Das führt zum letzten Punkt, den ich vor einer Entscheidung immer prüfe: Nicht das Modell allein ist entscheidend, sondern wie gut es zum eigenen Holz, zur vorhandenen Technik und zum geplanten Jahresvolumen passt.
Worauf ich vor der Entscheidung noch einmal hinsehe
- Passt der maximale Stammdurchmesser wirklich zu meinem Holzsortiment?
- Habe ich Zapfwelle, Stromanschluss oder beides in sinnvoller Reichweite?
- Sind Förderband, Schwert, Kette und Hydraulik in einem Zustand, der den Preis erklärt?
- Ist die Dokumentation vollständig und sind Sicherheitsaufkleber, Schutzhauben und Bedienelemente intakt?
- Bekomme ich Ersatzteile und Service ohne Umwege?

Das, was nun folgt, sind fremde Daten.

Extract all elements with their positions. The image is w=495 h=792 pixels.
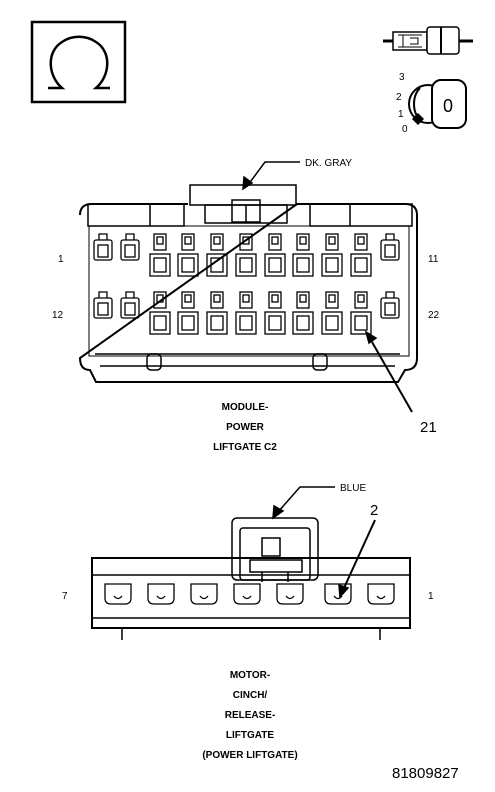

Wenn diese Punkte stimmen, bleibt der KSA 370 auch 2026 eine ernstzunehmende Lösung für die kombinierte Brennholzaufbereitung. Wenn sie nicht stimmen, würde ich nicht am Modell festhalten, sondern konsequent auf einen KSA 380 Z oder KSA 385 EZ Select ausweichen und die Entscheidung an der Praxis statt am Typenschild festmachen.